A Lunatic State

33/365 -- More Lunacy
33/365 — More Lunacy (Photo credit: jsrcyclist)

My name is Aoife, and I discovered this morning that I am a lunatic. I have to say that I found it kind-of hilarious. You see, not only am I a lunatic, but this morning I’m a lunatic off my meds. Left ’em at home yesterday when I was packing to stay elsewhere last night, and it’ll be another hour or two before I get back to them. It’s very annoying, to put it mildly. For me, missing a dose of my meds is a bit like combining the feeling of having had too much and too little caffeine. I’m agitated, my head feels weird, and I have the concentration span of a distracted gnat. And like the addict I am, I’m craving the thing that’ll bring me back to normality.

It’s in that state- agitated, irritated, jonesing for a fix of SSRI- that I read this, and find out that, according to Irish law, I am a lunatic. You couldn’t make it up. Check it out:

On International Day for People with Disabilities (today, Monday 3rd December), Irish law still calls people with disabilities Lunatics – despite repeated promises of change.

People with intellectual disabilities, those with mental health problems and older people with dementia, are all termed ‘Lunatics’ under Irish law.

I think about the meaning of lunacy and how little it applies either to myself or to most of the legal lunatics I know. Here’s the definition of ‘lunacy’ according to Merriam Webster:

1
a : insanity
b : intermittent insanity once believed to be related to phases of the moon
2
: wild foolishness : extravagant folly
3
: a foolish act

Since my diagnosis- in my case depression and anxiety, the dullest and most common of mental illnesses- I have worked my ass off to be aware of and own my mental state. CBT ain’t for everyone, but it’s changed my life. I know my brain. I know what it’s doing. I know when I have to step in and take steps to change that. As a person with a mental illness I am far more aware of my emotional state than most mentally healthy people I know. Even this morning. Especially this morning. Everything gets put into perspective when I can feel my brain teetering off balance. I turn on the backup systems I’ve worked my ass off to create, and I compensate the hell out of it.

Most of the people I know with mental illnesses do something similar. We’re masters of grappling with the kind of mental and emotional states that used to paralyse us. While sometimes things are too much to deal with, we have a hell of a lot of coping mechanisms. We work out ways to live happy and fulfilled lives when our brains are fighting against us. Lunatics? Are you nuts? Most crazy people are as sane as anyone. Probably more so.
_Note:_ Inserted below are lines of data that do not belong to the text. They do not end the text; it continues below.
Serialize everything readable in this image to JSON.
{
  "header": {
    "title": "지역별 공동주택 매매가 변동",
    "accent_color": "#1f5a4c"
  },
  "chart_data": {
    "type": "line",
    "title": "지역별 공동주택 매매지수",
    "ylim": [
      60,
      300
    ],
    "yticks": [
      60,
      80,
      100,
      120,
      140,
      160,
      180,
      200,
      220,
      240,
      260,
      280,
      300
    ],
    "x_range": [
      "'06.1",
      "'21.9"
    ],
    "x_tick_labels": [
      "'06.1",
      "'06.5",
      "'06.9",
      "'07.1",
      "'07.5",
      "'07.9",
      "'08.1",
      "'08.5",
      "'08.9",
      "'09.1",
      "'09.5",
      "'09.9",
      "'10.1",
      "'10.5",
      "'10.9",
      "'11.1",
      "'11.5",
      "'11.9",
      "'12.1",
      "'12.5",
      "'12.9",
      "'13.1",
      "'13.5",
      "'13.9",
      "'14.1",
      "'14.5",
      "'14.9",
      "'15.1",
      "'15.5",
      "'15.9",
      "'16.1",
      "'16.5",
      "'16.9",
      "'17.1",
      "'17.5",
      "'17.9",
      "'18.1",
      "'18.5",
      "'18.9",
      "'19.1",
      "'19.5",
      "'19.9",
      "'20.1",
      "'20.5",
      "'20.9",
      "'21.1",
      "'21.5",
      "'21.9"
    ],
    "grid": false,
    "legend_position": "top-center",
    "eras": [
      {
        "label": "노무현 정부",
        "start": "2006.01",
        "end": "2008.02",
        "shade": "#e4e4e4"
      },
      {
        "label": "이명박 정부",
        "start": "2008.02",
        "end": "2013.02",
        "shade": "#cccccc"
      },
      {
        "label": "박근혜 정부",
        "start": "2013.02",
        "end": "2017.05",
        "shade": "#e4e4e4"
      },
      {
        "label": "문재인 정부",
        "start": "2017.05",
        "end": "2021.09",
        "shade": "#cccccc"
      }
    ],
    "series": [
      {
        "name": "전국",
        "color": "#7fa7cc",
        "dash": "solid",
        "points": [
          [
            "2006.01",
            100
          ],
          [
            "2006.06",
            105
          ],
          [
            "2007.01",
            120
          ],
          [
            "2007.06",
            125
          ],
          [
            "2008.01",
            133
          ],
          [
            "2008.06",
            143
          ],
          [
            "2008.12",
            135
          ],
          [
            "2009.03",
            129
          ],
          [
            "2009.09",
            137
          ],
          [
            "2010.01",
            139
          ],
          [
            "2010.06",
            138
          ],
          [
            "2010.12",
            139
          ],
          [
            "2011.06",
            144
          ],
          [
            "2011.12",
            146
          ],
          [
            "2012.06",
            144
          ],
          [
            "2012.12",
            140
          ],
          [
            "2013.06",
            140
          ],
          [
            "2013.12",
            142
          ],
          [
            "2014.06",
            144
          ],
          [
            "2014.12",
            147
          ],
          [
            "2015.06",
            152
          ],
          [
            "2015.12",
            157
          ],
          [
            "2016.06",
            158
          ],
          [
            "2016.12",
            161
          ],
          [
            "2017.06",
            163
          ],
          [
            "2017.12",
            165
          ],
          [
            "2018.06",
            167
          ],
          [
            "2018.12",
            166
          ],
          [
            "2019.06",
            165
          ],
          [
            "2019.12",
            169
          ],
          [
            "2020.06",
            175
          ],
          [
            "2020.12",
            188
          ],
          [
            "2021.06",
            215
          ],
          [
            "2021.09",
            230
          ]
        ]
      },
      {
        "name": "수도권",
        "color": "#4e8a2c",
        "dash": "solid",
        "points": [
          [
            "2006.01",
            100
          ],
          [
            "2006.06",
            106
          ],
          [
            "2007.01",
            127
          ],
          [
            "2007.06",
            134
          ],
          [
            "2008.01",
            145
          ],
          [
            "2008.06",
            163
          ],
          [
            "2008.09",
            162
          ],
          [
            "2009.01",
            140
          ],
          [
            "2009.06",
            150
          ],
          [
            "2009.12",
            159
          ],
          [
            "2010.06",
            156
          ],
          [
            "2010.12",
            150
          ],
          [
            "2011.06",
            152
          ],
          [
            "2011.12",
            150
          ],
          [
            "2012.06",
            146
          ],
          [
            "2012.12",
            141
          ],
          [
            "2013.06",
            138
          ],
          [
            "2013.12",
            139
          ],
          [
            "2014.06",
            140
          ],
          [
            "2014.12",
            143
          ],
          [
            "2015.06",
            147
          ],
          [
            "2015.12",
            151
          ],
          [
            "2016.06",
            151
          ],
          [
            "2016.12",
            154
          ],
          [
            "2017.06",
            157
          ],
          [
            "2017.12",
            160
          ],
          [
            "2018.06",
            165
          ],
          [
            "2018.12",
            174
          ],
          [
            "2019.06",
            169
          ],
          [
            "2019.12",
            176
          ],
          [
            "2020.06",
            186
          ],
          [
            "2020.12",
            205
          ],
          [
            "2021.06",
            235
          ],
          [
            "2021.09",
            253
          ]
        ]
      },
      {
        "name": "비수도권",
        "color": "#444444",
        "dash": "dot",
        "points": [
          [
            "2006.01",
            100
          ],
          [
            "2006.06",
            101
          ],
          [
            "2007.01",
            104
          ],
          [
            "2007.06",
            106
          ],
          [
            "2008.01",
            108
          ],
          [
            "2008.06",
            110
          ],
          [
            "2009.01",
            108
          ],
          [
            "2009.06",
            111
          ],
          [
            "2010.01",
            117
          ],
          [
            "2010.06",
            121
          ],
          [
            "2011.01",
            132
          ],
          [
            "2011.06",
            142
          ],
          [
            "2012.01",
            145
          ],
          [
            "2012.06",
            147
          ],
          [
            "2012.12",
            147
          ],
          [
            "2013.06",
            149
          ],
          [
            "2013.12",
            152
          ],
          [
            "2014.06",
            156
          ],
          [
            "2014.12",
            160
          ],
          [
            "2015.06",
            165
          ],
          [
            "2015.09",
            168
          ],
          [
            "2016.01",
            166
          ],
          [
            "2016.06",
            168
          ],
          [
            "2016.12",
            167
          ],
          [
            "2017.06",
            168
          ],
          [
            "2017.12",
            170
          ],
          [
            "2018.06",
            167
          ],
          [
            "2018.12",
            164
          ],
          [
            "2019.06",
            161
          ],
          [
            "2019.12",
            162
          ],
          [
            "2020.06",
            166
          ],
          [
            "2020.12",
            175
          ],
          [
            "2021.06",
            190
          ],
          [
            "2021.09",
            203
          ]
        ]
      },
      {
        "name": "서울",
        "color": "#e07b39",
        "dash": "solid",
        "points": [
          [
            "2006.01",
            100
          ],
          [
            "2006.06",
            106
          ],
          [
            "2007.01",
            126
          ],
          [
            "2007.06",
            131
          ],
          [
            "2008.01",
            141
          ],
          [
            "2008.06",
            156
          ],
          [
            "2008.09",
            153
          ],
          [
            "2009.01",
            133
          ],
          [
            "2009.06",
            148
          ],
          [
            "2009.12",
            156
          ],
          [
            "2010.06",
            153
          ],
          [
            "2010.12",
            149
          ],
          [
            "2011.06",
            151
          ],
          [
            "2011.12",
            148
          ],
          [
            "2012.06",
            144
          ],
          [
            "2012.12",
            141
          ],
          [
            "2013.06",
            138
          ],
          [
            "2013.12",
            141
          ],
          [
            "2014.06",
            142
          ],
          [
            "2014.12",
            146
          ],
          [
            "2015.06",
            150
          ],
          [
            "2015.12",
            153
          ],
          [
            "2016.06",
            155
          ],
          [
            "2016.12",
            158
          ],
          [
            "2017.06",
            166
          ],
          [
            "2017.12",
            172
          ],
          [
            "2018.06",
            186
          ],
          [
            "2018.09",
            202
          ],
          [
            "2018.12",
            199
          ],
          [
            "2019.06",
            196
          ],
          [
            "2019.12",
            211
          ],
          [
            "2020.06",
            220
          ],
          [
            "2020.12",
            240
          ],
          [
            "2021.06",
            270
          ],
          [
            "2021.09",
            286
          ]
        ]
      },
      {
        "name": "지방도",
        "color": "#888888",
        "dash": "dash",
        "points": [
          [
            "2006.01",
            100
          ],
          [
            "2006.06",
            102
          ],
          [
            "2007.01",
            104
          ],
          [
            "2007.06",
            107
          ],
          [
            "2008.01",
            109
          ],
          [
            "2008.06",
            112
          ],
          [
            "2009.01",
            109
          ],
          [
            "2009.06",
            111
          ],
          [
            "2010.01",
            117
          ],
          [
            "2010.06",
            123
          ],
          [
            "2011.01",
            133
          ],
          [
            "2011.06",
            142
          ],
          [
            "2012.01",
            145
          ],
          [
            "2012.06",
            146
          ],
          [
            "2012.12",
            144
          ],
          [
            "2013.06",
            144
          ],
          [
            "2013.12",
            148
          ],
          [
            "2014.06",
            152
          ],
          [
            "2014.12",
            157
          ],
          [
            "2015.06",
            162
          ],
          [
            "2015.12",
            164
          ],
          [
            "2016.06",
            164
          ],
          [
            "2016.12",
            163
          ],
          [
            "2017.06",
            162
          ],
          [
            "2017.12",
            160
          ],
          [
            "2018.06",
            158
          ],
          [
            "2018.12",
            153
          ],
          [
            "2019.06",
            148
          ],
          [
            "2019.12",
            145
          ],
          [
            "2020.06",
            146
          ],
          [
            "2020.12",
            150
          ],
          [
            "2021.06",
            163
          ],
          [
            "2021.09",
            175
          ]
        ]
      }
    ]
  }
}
You know, I normally wouldn’t publish anything I wrote today. I’d was planning on writing like I was Spider Jerusalem, popping it all into a drafts folder and editing the hell out of it later. I’m not going to do that. This lunatic wants to prove herself, so this is coming to you unedited. It’s not surprising, really, that I feel the need to show that even in a state like this I’m not insane. I’m writing this on the Dart into town. Somehow I manage to sit here and type while attracting precisely zero attention from my fellow passengers. Not bad, for a crazy person. It is, by the way, a gorgeous afternoon with crisp, bright winter sunlight streaming through the windows and on to Dublin Bay. The sea is a choppy blueish black and the sky a light pastel, like watered-down watercolours.

I wonder what we mean by ‘crazy’, or by mental illness. There is an idea of mental illness as some kind of discrete thing. Here is a person with depression. Here is someone with bipolar. As if ‘depression’ or ‘bipolar’ or ‘anxiety’ were specific things that happen t oa person. But when we are diagnosed our doctors don’t look for specific changes in our brain chemistry or structure. Diagnoses come from conversations. Is this an experience we have? Is that a way that we feel? Does this happen? And every single one of us experiences these things differently. Ten people with the very same diagnosis will give you ten completely different stories. For some it is very much a matter of brain chemistry. For others it is a response to experience that becomes unbearable. There are reasons why members of oppressed groups tend to suffer more from mental illness than their privileged counterparts, and why rates of these illnesses vary between cultures, and it is not because we as individuals are fundamentally broken. We live in damaged societies. Our illnesses often don’t arrive out of nowhere. Sometimes lunacy is the only sane response to a world that demands we reject so much of our basic humanity. Sometimes it’s the only sane response to a world that values competition over compassion, economics over health, morality over empathy.

My name is Aoife. I’m a lunatic off my meds, sitting on a Dart on a beautiful sunny winter’s day.